Gabriel recited the names of six artists: Amedeo Modigliani, Vincent van Gogh, Pierre-Auguste Renoir, Paul Cézanne, Claude Monet, and Henri de Toulouse-Lautrec.

“Where are the paintings now?”

“They will soon be at the owner’s villa on the Costa de Prata.”

“Do you at least have photographs?”

“Not yet.”

Lovegrove, with his well-tuned ear for art world gobbledygook, was dubious. “Does the owner have a name?”

“Anna Rolfe.”

“Not the violinist?”

“One and the same.”

“Don’t tell me the paintings belonged to that awful father of hers.”

“I’m afraid so.”

“That means they’re toxic.”

“Which is why you’re going to dispose of them with the utmost discretion at Galerie Ricard in the Geneva Freeport.”
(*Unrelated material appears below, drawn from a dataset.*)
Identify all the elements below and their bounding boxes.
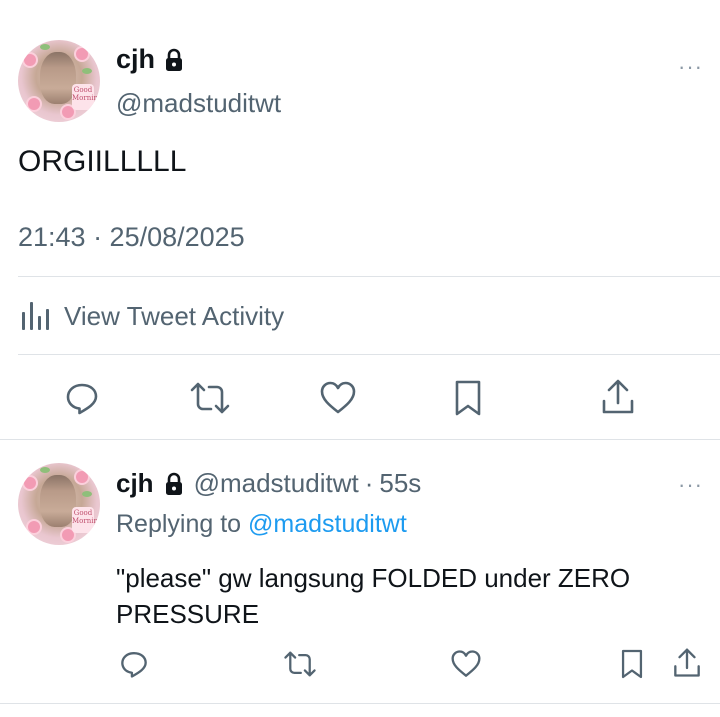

Lovegrove regarded Gabriel speculatively across the expanse of his desk. “I suppose this has something to do with that Picasso?”

“What Picasso, Nicky?”

“There is no Picasso?”

“Never was.”

“And the six paintings by six of the greatest artists who ever lived?”

“They don’t exist, either.” Gabriel smiled. “Not yet, at least.”

Lovegrove tugged at his French cuff while Gabriel explained the plan. The briefing contained no glaring omissions of fact or intent. Nicholas Lovegrove, a major figure in the art world, deserved nothing less.

“It might actually work, you know. It does, however, contain one serious flaw.”

“Only one?”

“If everything goes according to plan, no money will change hands.”